KAJIAN VERSION CONTROL DALAM MENDUKUNG KINERJA DEVELOPER PADA PT. JAWASOFT
DOI:
https://doi.org/10.31000/jika.v2i1.1191Abstract
Abstract - Version Control is a system that keeps track of the historical changes and usage of a resource within an integrated storage media. Version Control (also widely known as a Source Code Management System) is a crucial component for any team working on software development. Version control will keep a record of every single source code change to a file or document, such as historical data, comparisons between different versions, and even access rights to that file or document. A wise choice on which Version Control system to use will have a massive effect on the performance of the Software Developers. Hence many factors must be acknowledged in the process of making the decision of which product to use. The objective of this research is to find which features/attributes of a Version Control System are most influential in the aforementioned decision making process. The research explores the features/attributes inherent in three well known Version Control systems – Subversion, Mercurial and Git.
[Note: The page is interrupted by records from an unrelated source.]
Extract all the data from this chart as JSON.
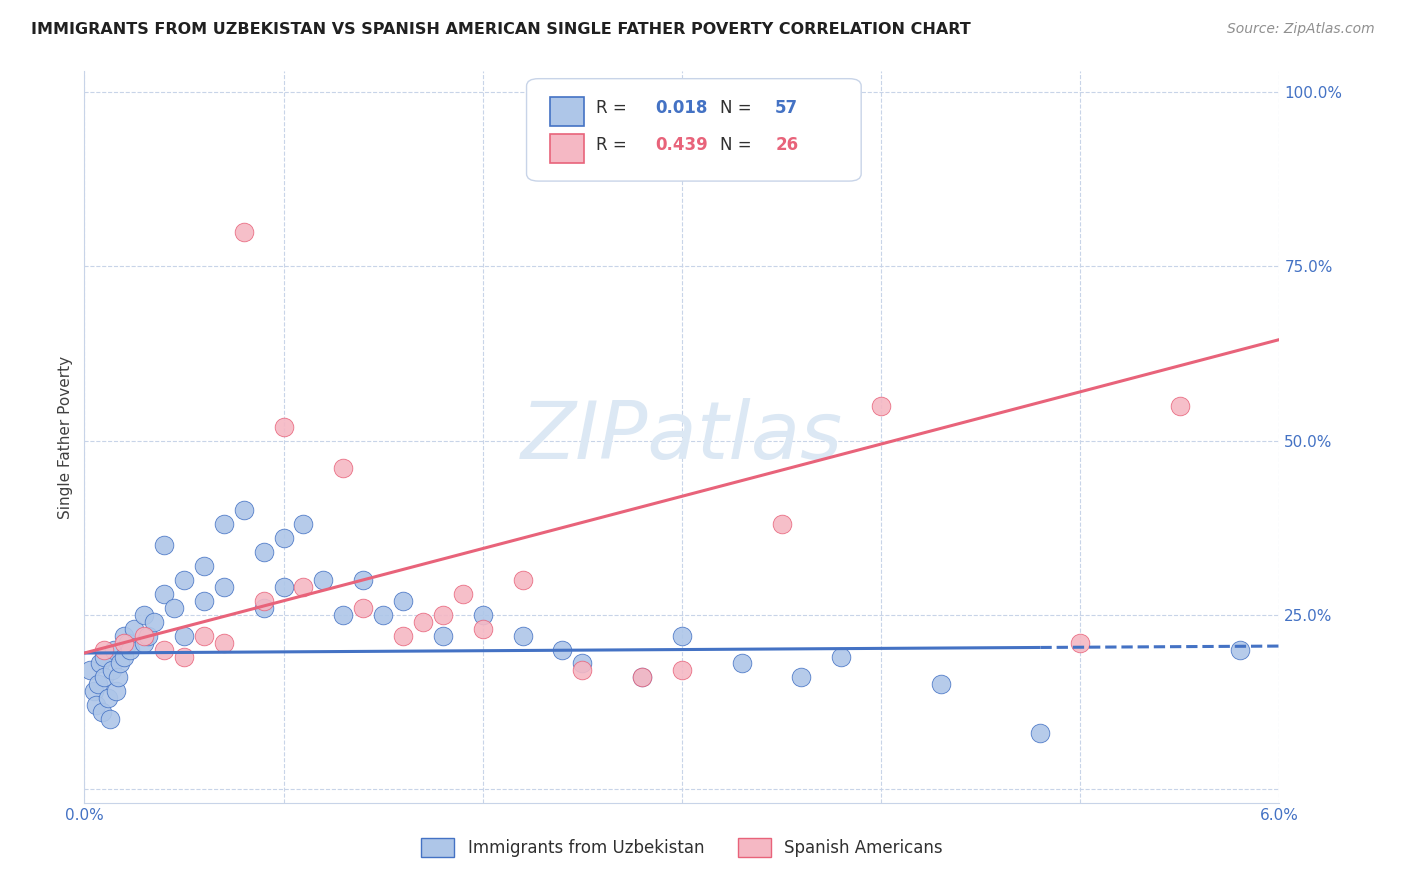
{
  "title": "IMMIGRANTS FROM UZBEKISTAN VS SPANISH AMERICAN SINGLE FATHER POVERTY CORRELATION CHART",
  "source": "Source: ZipAtlas.com",
  "ylabel": "Single Father Poverty",
  "watermark": "ZIPatlas",
  "xmin": 0.0,
  "xmax": 0.06,
  "ymin": -0.02,
  "ymax": 1.03,
  "scatter_color_blue": "#aec6e8",
  "scatter_color_pink": "#f5b8c4",
  "line_color_blue": "#4472c4",
  "line_color_pink": "#e8637a",
  "grid_color": "#c8d4e8",
  "axis_color": "#4472c4",
  "title_color": "#202020",
  "source_color": "#909090",
  "background_color": "#ffffff",
  "watermark_color": "#dce8f4",
  "legend_label1": "Immigrants from Uzbekistan",
  "legend_label2": "Spanish Americans",
  "blue_trend_x0": 0.0,
  "blue_trend_x1": 0.06,
  "blue_trend_y0": 0.195,
  "blue_trend_y1": 0.205,
  "blue_trend_solid_end": 0.048,
  "pink_trend_x0": 0.0,
  "pink_trend_x1": 0.06,
  "pink_trend_y0": 0.195,
  "pink_trend_y1": 0.645,
  "blue_x": [
    0.0003,
    0.0005,
    0.0006,
    0.0007,
    0.0008,
    0.0009,
    0.001,
    0.001,
    0.0012,
    0.0013,
    0.0014,
    0.0015,
    0.0016,
    0.0017,
    0.0018,
    0.002,
    0.002,
    0.0022,
    0.0023,
    0.0025,
    0.003,
    0.003,
    0.0032,
    0.0035,
    0.004,
    0.004,
    0.0045,
    0.005,
    0.005,
    0.006,
    0.006,
    0.007,
    0.007,
    0.008,
    0.009,
    0.009,
    0.01,
    0.01,
    0.011,
    0.012,
    0.013,
    0.014,
    0.015,
    0.016,
    0.018,
    0.02,
    0.022,
    0.024,
    0.025,
    0.028,
    0.03,
    0.033,
    0.036,
    0.038,
    0.043,
    0.048,
    0.058
  ],
  "blue_y": [
    0.17,
    0.14,
    0.12,
    0.15,
    0.18,
    0.11,
    0.16,
    0.19,
    0.13,
    0.1,
    0.17,
    0.2,
    0.14,
    0.16,
    0.18,
    0.22,
    0.19,
    0.21,
    0.2,
    0.23,
    0.25,
    0.21,
    0.22,
    0.24,
    0.28,
    0.35,
    0.26,
    0.3,
    0.22,
    0.32,
    0.27,
    0.38,
    0.29,
    0.4,
    0.34,
    0.26,
    0.36,
    0.29,
    0.38,
    0.3,
    0.25,
    0.3,
    0.25,
    0.27,
    0.22,
    0.25,
    0.22,
    0.2,
    0.18,
    0.16,
    0.22,
    0.18,
    0.16,
    0.19,
    0.15,
    0.08,
    0.2
  ],
  "pink_x": [
    0.001,
    0.002,
    0.003,
    0.004,
    0.005,
    0.006,
    0.007,
    0.008,
    0.009,
    0.01,
    0.011,
    0.013,
    0.014,
    0.016,
    0.017,
    0.018,
    0.019,
    0.02,
    0.022,
    0.025,
    0.028,
    0.03,
    0.035,
    0.04,
    0.05,
    0.055
  ],
  "pink_y": [
    0.2,
    0.21,
    0.22,
    0.2,
    0.19,
    0.22,
    0.21,
    0.8,
    0.27,
    0.52,
    0.29,
    0.46,
    0.26,
    0.22,
    0.24,
    0.25,
    0.28,
    0.23,
    0.3,
    0.17,
    0.16,
    0.17,
    0.38,
    0.55,
    0.21,
    0.55
  ]
}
This is done using ISO 9126 as a criteria. Influential factors in the decision making process are gauged using a descriptive analysis technique, and the instrument used in this case is the Analytical Hierarchy Process (AHP). Extensive questionnaire data was 'fed' into the AHP technique, and based on the results obtained, it was calculated that Subversion is the more favorable Version Control system compared to Mercurial and Git. It can thus be concluded that Subversion is the best Version Control system to support the productivity of software developers.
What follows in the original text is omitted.